Background No study to date has looked into the relationship between ocular biometrics with anisometropia exclusively; therefore, the purpose of this study was to determine the relationship between anisometropia and ocular biometrics.

Methods In a cross-sectional study with multistage cluster sampling, 6311 people in the 40–64-year-old age group from the population of Shahroud, Iran, were selected. Of these, 5190 people participated in the study. For all participants, tests for visual acuity, cycloplegic and non-cycloplegic refraction, slit lamp test and fundoscopy were performed. All participants underwent biometric examinations using the Allegro Biograph (WaveLight AG, Erlangen, Germany).

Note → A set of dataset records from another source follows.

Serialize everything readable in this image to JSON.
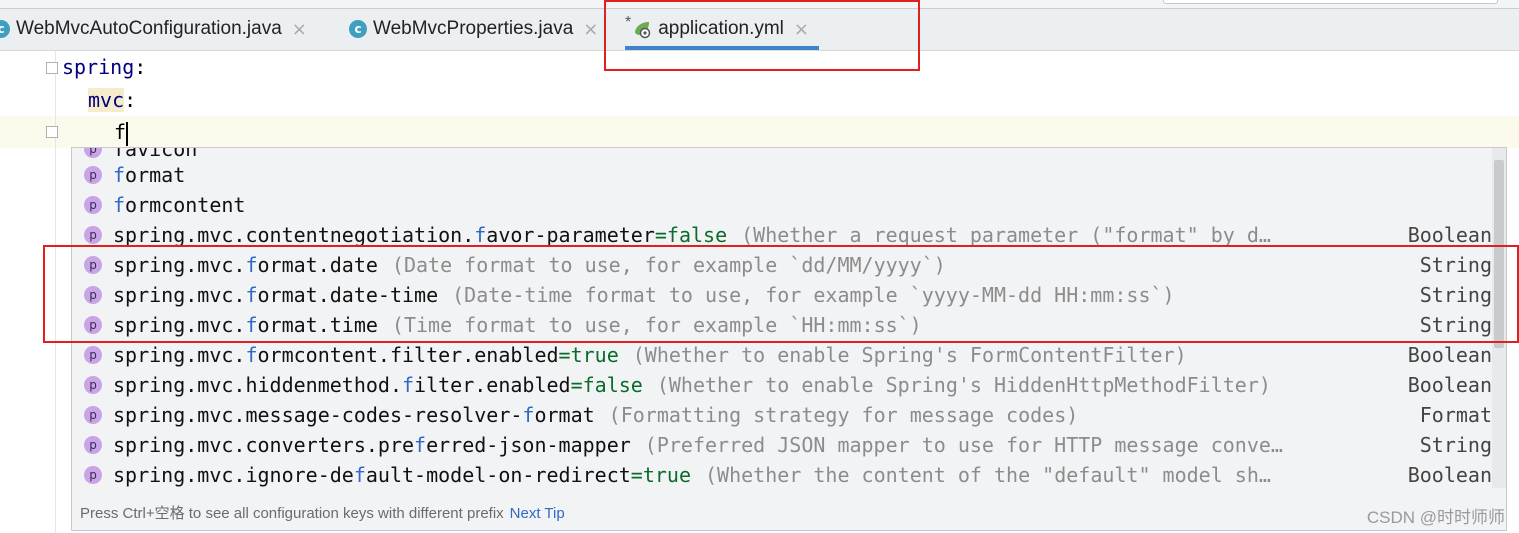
{
  "tabs": [
    {
      "label": "WebMvcAutoConfiguration.java",
      "icon": "c"
    },
    {
      "label": "WebMvcProperties.java",
      "icon": "c"
    },
    {
      "label": "application.yml",
      "modified_marker": "*"
    }
  ],
  "tab_close_glyph": "×",
  "editor": {
    "line1_key": "spring",
    "line2_key": "mvc",
    "line3_text": "f",
    "colon": ":"
  },
  "completion": {
    "partial_item": "favicon",
    "items": [
      {
        "pre": "",
        "match": "f",
        "post": "ormat",
        "default": "",
        "desc": "",
        "type": ""
      },
      {
        "pre": "",
        "match": "f",
        "post": "ormcontent",
        "default": "",
        "desc": "",
        "type": ""
      },
      {
        "pre": "spring.mvc.contentnegotiation.",
        "match": "f",
        "post": "avor-parameter",
        "default": "=false",
        "desc": "(Whether a request parameter (\"format\" by d…",
        "type": "Boolean"
      },
      {
        "pre": "spring.mvc.",
        "match": "f",
        "post": "ormat.date",
        "default": "",
        "desc": "(Date format to use, for example `dd/MM/yyyy`)",
        "type": "String"
      },
      {
        "pre": "spring.mvc.",
        "match": "f",
        "post": "ormat.date-time",
        "default": "",
        "desc": "(Date-time format to use, for example `yyyy-MM-dd HH:mm:ss`)",
        "type": "String"
      },
      {
        "pre": "spring.mvc.",
        "match": "f",
        "post": "ormat.time",
        "default": "",
        "desc": "(Time format to use, for example `HH:mm:ss`)",
        "type": "String"
      },
      {
        "pre": "spring.mvc.",
        "match": "f",
        "post": "ormcontent.filter.enabled",
        "default": "=true",
        "desc": "(Whether to enable Spring's FormContentFilter)",
        "type": "Boolean"
      },
      {
        "pre": "spring.mvc.hiddenmethod.",
        "match": "f",
        "post": "ilter.enabled",
        "default": "=false",
        "desc": "(Whether to enable Spring's HiddenHttpMethodFilter)",
        "type": "Boolean"
      },
      {
        "pre": "spring.mvc.message-codes-resolver-",
        "match": "f",
        "post": "ormat",
        "default": "",
        "desc": "(Formatting strategy for message codes)",
        "type": "Format"
      },
      {
        "pre": "spring.mvc.converters.pre",
        "match": "f",
        "post": "erred-json-mapper",
        "default": "",
        "desc": "(Preferred JSON mapper to use for HTTP message conve…",
        "type": "String"
      },
      {
        "pre": "spring.mvc.ignore-de",
        "match": "f",
        "post": "ault-model-on-redirect",
        "default": "=true",
        "desc": "(Whether the content of the \"default\" model sh…",
        "type": "Boolean"
      }
    ],
    "item_icon_letter": "p",
    "footer_text": "Press Ctrl+空格 to see all configuration keys with different prefix",
    "footer_link": "Next Tip"
  },
  "watermark": "CSDN @时时师师",
  "colors": {
    "accent": "#4083c9",
    "annotation_red": "#e02020",
    "match_blue": "#2f68c6"
  }
}
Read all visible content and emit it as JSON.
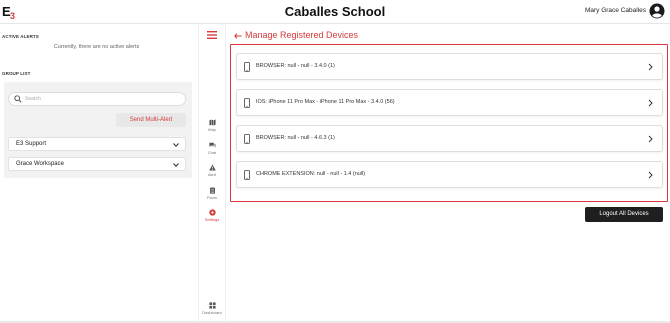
{
  "header": {
    "logo_text": "E3",
    "school_name": "Caballes School",
    "user_name": "Mary Grace Caballes"
  },
  "alerts": {
    "section_label": "ACTIVE ALERTS",
    "empty_message": "Currently, there are no active alerts"
  },
  "group_list": {
    "section_label": "GROUP LIST",
    "search_placeholder": "Search",
    "send_multi_alert_label": "Send Multi-Alert",
    "groups": [
      {
        "label": "E3 Support"
      },
      {
        "label": "Grace Workspace"
      }
    ]
  },
  "nav": {
    "items": [
      {
        "label": "Map",
        "icon": "map-icon"
      },
      {
        "label": "Chat",
        "icon": "chat-icon"
      },
      {
        "label": "Alert",
        "icon": "alert-icon"
      },
      {
        "label": "Plans",
        "icon": "plans-icon"
      },
      {
        "label": "Settings",
        "icon": "settings-icon",
        "active": true
      },
      {
        "label": "Dashboard",
        "icon": "dashboard-icon"
      }
    ]
  },
  "main": {
    "page_title": "Manage Registered Devices",
    "devices": [
      {
        "label": "BROWSER: null - null - 3.4.0 (1)"
      },
      {
        "label": "IOS: iPhone 11 Pro Max - iPhone 11 Pro Max - 3.4.0 (56)"
      },
      {
        "label": "BROWSER: null - null - 4.6.3 (1)"
      },
      {
        "label": "CHROME EXTENSION: null - null - 1.4 (null)"
      }
    ],
    "logout_all_label": "Logout All Devices"
  },
  "colors": {
    "accent": "#d23c3c",
    "dark_button": "#1f1f1f"
  }
}
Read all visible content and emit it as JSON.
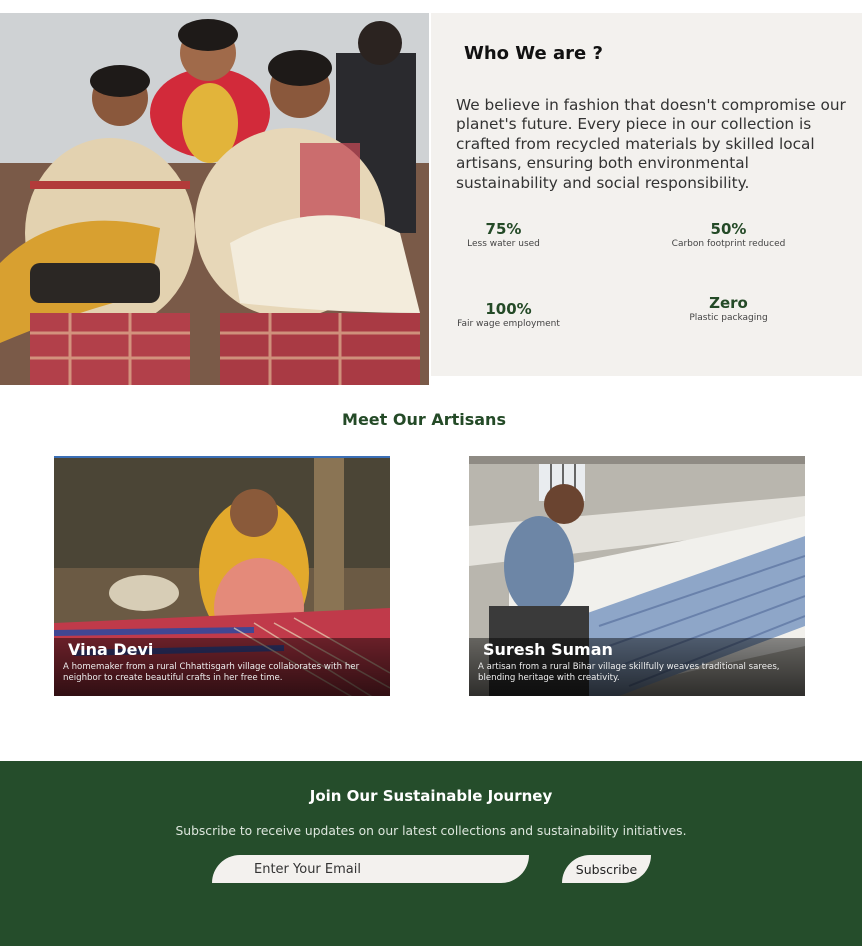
{
  "about": {
    "title": "Who We are ?",
    "text": "We believe in fashion that doesn't compromise our planet's future. Every piece in our collection is crafted from recycled materials by skilled local artisans, ensuring both environmental sustainability and social responsibility.",
    "stats": [
      {
        "value": "75%",
        "label": "Less water used"
      },
      {
        "value": "50%",
        "label": "Carbon footprint reduced"
      },
      {
        "value": "100%",
        "label": "Fair wage employment"
      },
      {
        "value": "Zero",
        "label": "Plastic packaging"
      }
    ]
  },
  "artisans": {
    "title": "Meet Our Artisans",
    "cards": [
      {
        "name": "Vina Devi",
        "description": "A homemaker from a rural Chhattisgarh village collaborates with her neighbor to create beautiful crafts in her free time."
      },
      {
        "name": "Suresh Suman",
        "description": "A artisan from a rural Bihar village skillfully weaves traditional sarees, blending heritage with creativity."
      }
    ]
  },
  "newsletter": {
    "title": "Join Our Sustainable Journey",
    "subtitle": "Subscribe to receive updates on our latest collections and sustainability initiatives.",
    "email_placeholder": "Enter Your Email",
    "button_label": "Subscribe"
  },
  "colors": {
    "brand_green": "#254d2b",
    "panel_beige": "#f3f1ee"
  }
}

Results Asymmetry of axial length, corneal power, vitreous chamber depth, anterior chamber depth, lens thickness and lens power were significantly more among participants who were anisometropic than those who were non-anisometropic. The correlation of anisometropia with axial length asymmetry was 0.735, 0.273 with corneal power, 0.183 with anterior chamber depth and 0.311 with lens power (p<0.001). In a multiple linear regression model, anisometropia was found to have significant associations with axial length asymmetry (standard coefficient (SC)=0.905), corneal power asymmetry (SC=0.350), lens power asymmetry (SC=0.454), nuclear opacity asymmetry (SC=0.074) and age (SC=0.28) (R2=85.1%). According to the linear regression model, corneal power had the strongest association with anisoastigmatism.

Conclusions Axial length asymmetry has the strongest correlation with anisometropia; nonetheless, other components of ocular biometrics such as corneal power, lens opacity, lens power and anterior chamber depth are related to anisometropia as well. More than 10% of changes in anisometropia can be explained with changes in factors other than asymmetry of ocular biometrics and lens opacity.